Wayne nodded. The bartender reappeared with my Bud Light and Wayne’s whiskey.
“Jesus, Spenser,” Wayne said. “Bud Light?”
“It’s not even noon,” I said. “Same as water.”
“But Bud Light,” he said. “I thought more of you.”
I shrugged. Wayne shook his head and rattled his whiskey around the ice. He looked down at his notes and then up at me. “You do understand what you are meant to see here?”
“Enlighten me.”
Wayne Cosgrove’s face morphed into a very serious expression. He tapped at the sheets of paper littering the inside of the file. “Two of these companies making the payoffs belong to Gino Fish,” he said.
I drank some beer and nodded.
“Who do you think sent it?” Wayne said.
“I have a few ideas,” I said. “But I don’t know for sure.”

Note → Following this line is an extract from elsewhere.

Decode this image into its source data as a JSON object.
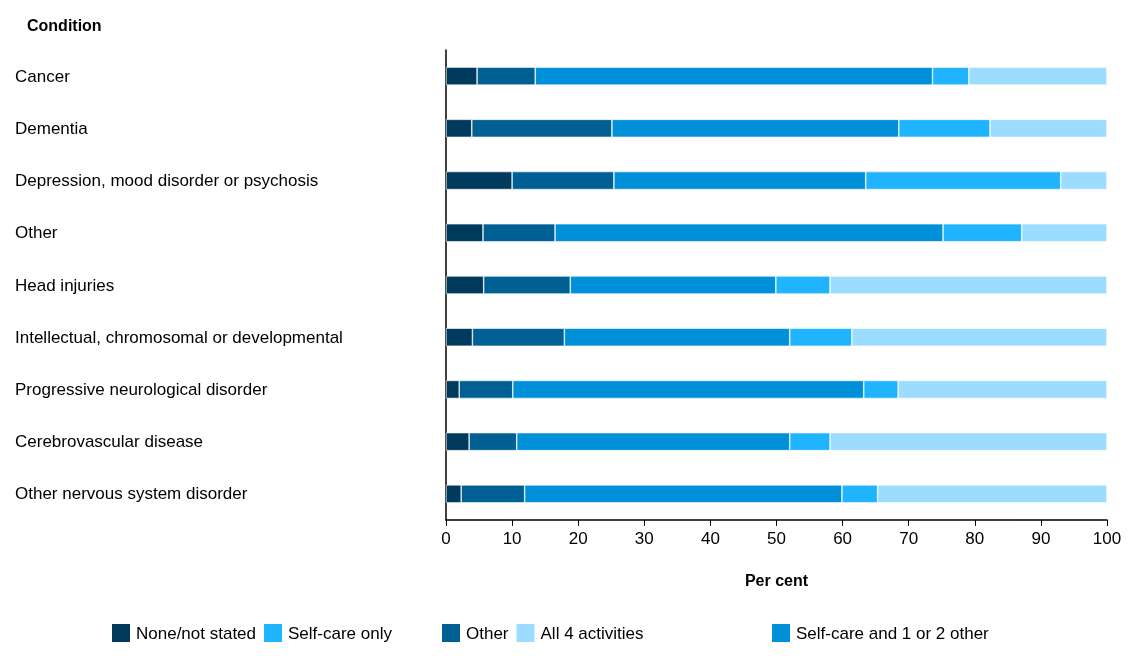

“You think Fish believes you have it?” Wayne said.
“Perhaps,” I said. “I know that Harvey Rose had a break-in recently. They stole several computers.”
“Wow.” Wayne tossed back some of his drink. “If this can be verified, I would have a hell of a story.”
“And what would I have?”
“If we could connect Harvey Rose and Gino Fish to Perotti, the shit would hit the fan.”
“Still doesn’t get me any closer to finding out who killed Rick Weinberg.”
“Not my job.” Wayne drank a bit more, settled into his booth, and sighed. “I sure would like to know who laid this in your lap. And who the hell wants to screw Harvey Rose so bad they break into his office and steal those files.”
“That list is growing shorter by the minute.”
“You want me to hold on to the drive?” Wayne said.
“I assume you made copies.”
Wayne handed me the drive, and I placed it in my jacket pocket.
“If something happens to me—” I said.
“I will write a glowing obit about a man who refused to conform to the times.”
“And maybe turn over this information to the state police.”
Wayne smiled and signaled the bartender for another round. “Oh, and that, too.”